A Spirit commercial airliner prepares to land at San Diego International Airport in San Diego, California, U.S., January 18, 2024. REUTERS/Mike Blake

By Doyinsola Oladipo

NEW YORK (Reuters) -Spirit Airlines on Thursday said it will furlough 365 pilots and downgrade the status of up to 170 pilots in the first quarter of 2026 as it makes larger cuts to its workforce as part of its restructuring efforts.

After filing for bankruptcy in August for the second time in a year, the ultra-low-cost airline told the union representing its pilots that it wants to cut $100 million in annual spending on pilots to conserve cash.

"As part of our ongoing restructuring, we are taking additional steps to align staffing across our organization with our previously announced capacity reduction and smaller operating fleet size," the company said in a statement.

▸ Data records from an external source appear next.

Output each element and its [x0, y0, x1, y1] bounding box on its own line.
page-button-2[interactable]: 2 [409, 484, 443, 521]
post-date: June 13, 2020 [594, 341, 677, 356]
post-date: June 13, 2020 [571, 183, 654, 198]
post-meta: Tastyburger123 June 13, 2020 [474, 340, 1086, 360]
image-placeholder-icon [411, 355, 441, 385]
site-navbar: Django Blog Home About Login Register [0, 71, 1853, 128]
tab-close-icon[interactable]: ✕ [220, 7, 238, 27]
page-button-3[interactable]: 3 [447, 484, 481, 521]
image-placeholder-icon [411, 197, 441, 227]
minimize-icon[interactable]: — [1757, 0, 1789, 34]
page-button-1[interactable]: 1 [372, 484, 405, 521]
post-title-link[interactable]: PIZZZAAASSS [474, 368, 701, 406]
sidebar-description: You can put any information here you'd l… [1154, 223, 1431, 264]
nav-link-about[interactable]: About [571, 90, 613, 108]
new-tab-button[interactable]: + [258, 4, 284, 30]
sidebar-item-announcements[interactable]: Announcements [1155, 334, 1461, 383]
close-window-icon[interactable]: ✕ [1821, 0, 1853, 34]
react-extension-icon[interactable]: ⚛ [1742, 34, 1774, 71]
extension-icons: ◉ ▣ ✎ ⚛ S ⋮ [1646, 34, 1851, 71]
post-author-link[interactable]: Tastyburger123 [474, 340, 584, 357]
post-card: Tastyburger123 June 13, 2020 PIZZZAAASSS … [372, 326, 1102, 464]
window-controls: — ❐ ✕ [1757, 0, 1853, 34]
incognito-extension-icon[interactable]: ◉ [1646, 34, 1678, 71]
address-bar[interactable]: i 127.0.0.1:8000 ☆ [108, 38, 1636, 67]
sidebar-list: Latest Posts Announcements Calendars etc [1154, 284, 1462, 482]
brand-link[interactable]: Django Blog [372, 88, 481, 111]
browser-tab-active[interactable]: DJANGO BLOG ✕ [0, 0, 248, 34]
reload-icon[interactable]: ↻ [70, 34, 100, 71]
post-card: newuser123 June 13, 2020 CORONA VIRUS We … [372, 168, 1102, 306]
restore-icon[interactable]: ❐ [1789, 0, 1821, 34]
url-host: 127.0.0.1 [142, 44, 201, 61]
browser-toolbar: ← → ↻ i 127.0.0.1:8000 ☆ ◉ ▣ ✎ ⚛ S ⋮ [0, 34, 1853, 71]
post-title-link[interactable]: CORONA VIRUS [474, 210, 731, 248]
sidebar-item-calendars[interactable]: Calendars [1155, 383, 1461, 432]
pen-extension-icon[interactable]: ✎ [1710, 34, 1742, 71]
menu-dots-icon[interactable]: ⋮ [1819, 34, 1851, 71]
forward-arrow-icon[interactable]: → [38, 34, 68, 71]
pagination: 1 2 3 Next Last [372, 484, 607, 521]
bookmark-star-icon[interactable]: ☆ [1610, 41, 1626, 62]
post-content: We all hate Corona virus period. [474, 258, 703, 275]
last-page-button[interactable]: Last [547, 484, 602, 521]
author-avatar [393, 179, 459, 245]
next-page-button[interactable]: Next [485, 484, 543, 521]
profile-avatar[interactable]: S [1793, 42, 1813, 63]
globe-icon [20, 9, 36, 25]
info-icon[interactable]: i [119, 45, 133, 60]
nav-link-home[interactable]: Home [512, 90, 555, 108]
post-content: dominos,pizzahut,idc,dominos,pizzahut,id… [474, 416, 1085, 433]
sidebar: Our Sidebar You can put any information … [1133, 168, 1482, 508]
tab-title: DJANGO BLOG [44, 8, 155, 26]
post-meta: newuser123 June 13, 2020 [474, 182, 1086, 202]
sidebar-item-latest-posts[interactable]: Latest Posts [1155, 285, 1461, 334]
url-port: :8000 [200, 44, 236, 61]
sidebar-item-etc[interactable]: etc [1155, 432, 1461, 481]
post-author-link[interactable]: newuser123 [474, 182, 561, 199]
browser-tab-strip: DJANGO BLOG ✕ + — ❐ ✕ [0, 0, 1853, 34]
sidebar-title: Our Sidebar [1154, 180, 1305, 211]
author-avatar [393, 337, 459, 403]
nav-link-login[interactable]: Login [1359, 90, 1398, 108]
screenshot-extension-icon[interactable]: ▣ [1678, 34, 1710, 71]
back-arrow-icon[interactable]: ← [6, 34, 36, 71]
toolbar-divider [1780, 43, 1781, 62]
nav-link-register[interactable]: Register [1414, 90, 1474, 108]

With voluntary attrition, the estimated furloughs are likely to decrease over the next several weeks, Spirit COO John Bendoraitis told employees in a memo seen by Reuters. The company will open the bid at the end of November.

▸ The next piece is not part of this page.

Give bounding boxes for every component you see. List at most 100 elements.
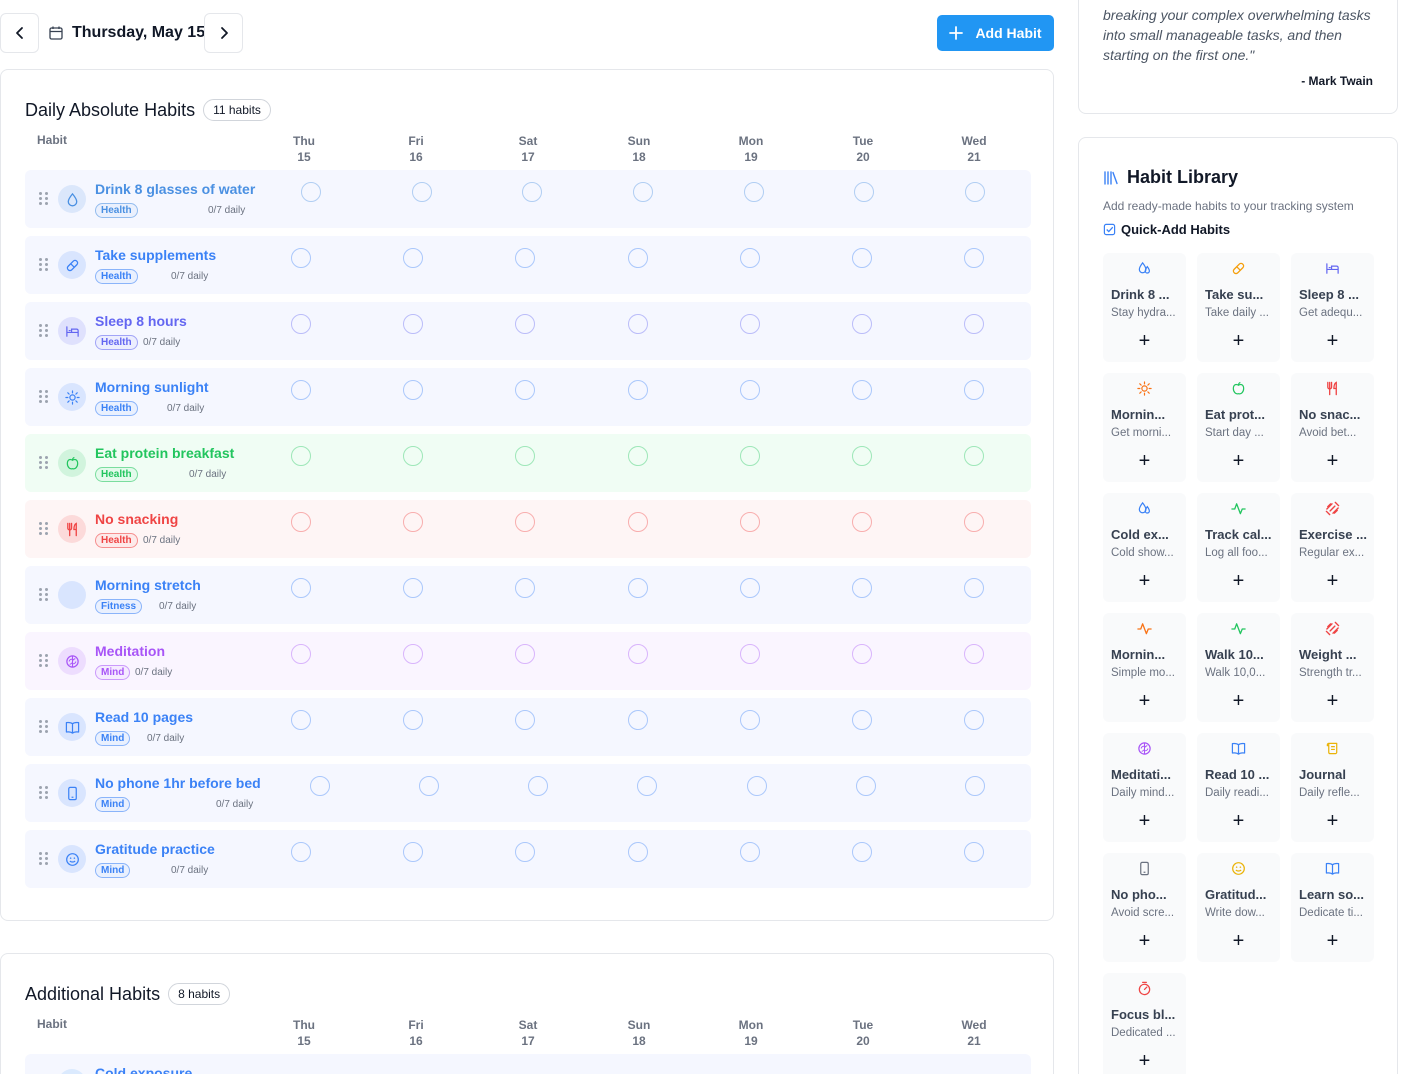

Spirit previously furloughed about 330 pilots and plans to furlough another 270 in November. It has also decided to furlough approximately 1,800 flight attendants, about one-third of its cabin crew, effective December 1.

The Florida-based airline said there will also be reductions across its corporate teams and it plans to make volume-based staffing adjustments across its maintenance stations. The carrier will close its maintenance stations and warehouse operations in Baltimore and Chicago effective January 1, 2026.

Spirit said in a filing that the furloughs are expected to save the company $211 million.

Spirit estimated it would incur losses of $804 million in 2025. It said its transformation plan to return to profitability in 2027 requires it to reduce its network in 2026.